With my plan in full swing, one thing led to another and I found myself taking a job as a hygiene consultant. I was thrust into the corporate world and needed to learn how to educate about several products the consulting company recommended for hygiene departments in dental offices. That position opened doors to dental manufacturers, which in turn opened opportunities to train dental hygienists, networking, speaking about technology in dental hygiene, returning to school to obtain my bachelor’s in psychology and eventually a full-time position with a company. This took me “out of the op” as we say.
In the mix of everything else, my mother-in-law became ill enough to be admitted to a nursing home. Her subsequent death would be the experience that set the stage for what I was meant to do. Gladys died shortly after I became a hygienist. At the time, I suspected her mouth had something to do with her death, but I wasn’t 100% sure. I kept asking myself, “What if she died from dirty teeth?” I couldn’t shake the question. It haunted me. I had to figure it out.
My formal education taught me about medical conditions that can be exacerbated by poor oral health. We mostly discussed heart disease, stroke and diabetes. Gladys didn’t have any of those. As I looked at documented research, my big aha moment was when I learned that a poorly cared–for mouth can be related to the onset of aspiration pneumonia (AP), infection of the lungs. Now I was getting somewhere. What I knew:
- Gladys’ had severe chronic obstructive pulmonary disease (COPD)
- Her lungs were constantly infected toward the end of her life
- Each infection was treated with a round of antibiotics, only to have another infection occur
- Gladys had periodontal disease that had treated since her admission to the nursing home
- No one was looking in her mouth to assess the oral health condition
What I learned:
- According to the US Surgeon General, nursing home residents have extensive oral disease and poor oral hygiene and suffer the worst oral health of any population.
- AP can result from a small number of virulent pathogens, such as Streptococcus pneumoniae, Hemophilus influenza, Staphylococcus aureus, and gram-negative bacteria from the oral cavity or nasopharynx.
- AP is a leading cause of death among residents in nursing homes.
- People with COPD have difficulty clearing their lungs of bacteria.

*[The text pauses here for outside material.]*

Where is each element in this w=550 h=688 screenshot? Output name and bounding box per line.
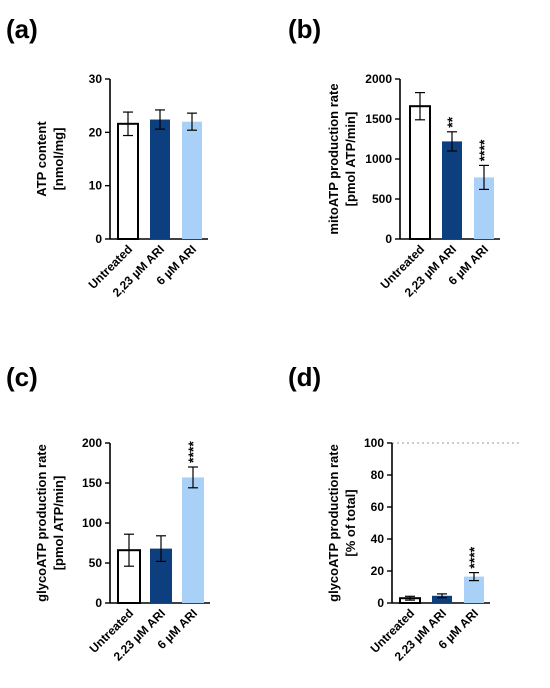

When I connected the dots, it became apparent to me that Glady’s oral bacteria wasn’t being controlled, the bacteria from her mouth were being aspirated into her lungs, her lungs were continually infected, and the condition took her life at age 65. So, the mother-in-law of a dental hygienist died from dirty teeth. And even worse than that, it was likely loads of other elders were dying the same way.
My mantra became, “No one should die from dirty teeth!” and sadly, no one else seemed to care. After 10 years of watching, learning, talking, running my own research in a nursing home and navigating through all the paying positions I mentioned earlier, it became obvious. I had been being groomed all those years to bring a solution to the dilemma of elders dying from dirty teeth.
But what exactly did that mean? What exactly was I supposed to do? And the most terrifying question was, how am I supposed to do this? I did not have the answers. It felt as if I was being led to start a business. All my brain could do is think, “Really? Me? There is no way. I don’t have a clue how to do that.” The answer I kept hearing back is, “Just do it. Make it up as you go along. You can do this. I have been preparing you for this.” So, on a leap of faith, off I went, to do something.